Guest Column by William Adolph
Recently various media outlets have written about school funding and how the state’s contribution to PreK-12 education was distributed to Pennsylvania’s 500 school districts in the 2011-12 state budget. Many of these articles focus on the poorest 150 school districts and report about the impact state funding will have on their ability to educate students by comparing poorer school districts to wealthier school districts.
Unfortunately, these articles are far from constructive, and in fact are misleading because most often they only discuss dollars lost. Invariably, the focus is on the impact the state budget had on poorer school districts and suggests poor school districts are overlooked in the difficult process of crafting a state budget. It is important to dispel these suggestions and present the facts that are routinely left out of the stories on this topic.

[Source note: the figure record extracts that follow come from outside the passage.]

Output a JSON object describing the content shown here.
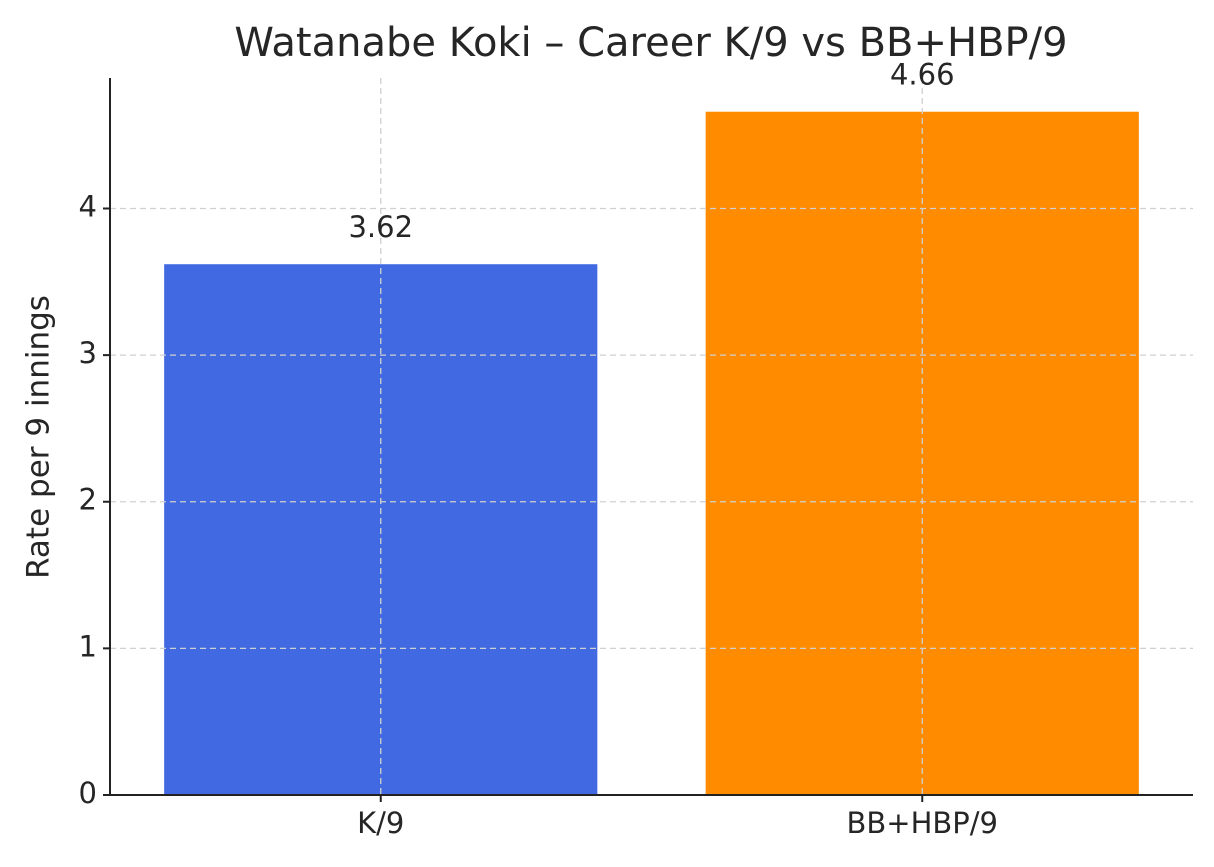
{
  "chart_data": {
    "type": "bar",
    "title": "Watanabe Koki – Career K/9 vs BB+HBP/9",
    "y_label": "Rate per 9 innings",
    "categories": [
      "K/9",
      "BB+HBP/9"
    ],
    "values": [
      3.62,
      4.66
    ],
    "colors": [
      "#4169e1",
      "#ff8c00"
    ],
    "ylim": [
      0,
      4.89
    ],
    "yticks": [
      0,
      1,
      2,
      3,
      4
    ],
    "grid": true
  }
}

First and foremost, very few articles appreciate or even mention the huge impact the loss of federal stimulus dollars had on the education budget. Of the total 2010-11 amount spent on education, 10 percent came from federal stimulus funds, which are no longer available in this current fiscal year. The total amount of education dollars lost was over $1 billion.
Losing 10 percent of the budget for education spending created a huge hole in the state budget that required a critical assessment of what was essential to the core mission of educating children. This analysis identified redundant funding streams that needed to be changed.
The most significant example of this was the elimination of the $224 million charter school reimbursement funding. School districts were receiving two reimbursements for students that were attending charter schools and not even being educated in their school. Unfortunately, poorer school districts had a larger number of charter school students, but that does not justify keeping the flawed charter school reimbursement funding distribution method.
Pennsylvania goes to great lengths to ensure poorer school districts have additional resources. A total of $5.5 billion in state aid will go to all 500 school districts in 2011-12. The 150 poorest school districts will receive $2.73 billion or 50 percent of all available state funding, which amounts to an average of $5,600 per student and is $3,900 more per student compared to the 150 wealthiest school districts.
Comparatively, the 150 wealthiest school districts will receive $1.05 billion or 19 percent of all available state funding, which averages out to approximately $1,679 per student. Any insinuation that the poorest districts do not receive a fair portion of state funding is misleading.
The impact on poorer districts is structural because they rely on disproportionately larger amount of state subsidies for their total spending. The bottom line is that those who received the most lost the most.
What we must also understand is that our economy is in transition and the boom years of the last decade are no longer a reality. Slower growth is forecast for the next two years and governments need to rebalance spending to match lower revenue collections and also address outstanding debt issues. This means there will be continued pressure on revenue and the increases of the past decade will be harder to come by.
The commonwealth has and will continue to work with poorer school districts to make sure they have additional resources to fulfill their mission, but only looking at what districts are losing without looking at the big picture is not productive for anyone.
Rep. William F. Adolph Jr., R-165, of Springfield is Chairman of the state House Appropriations Committee.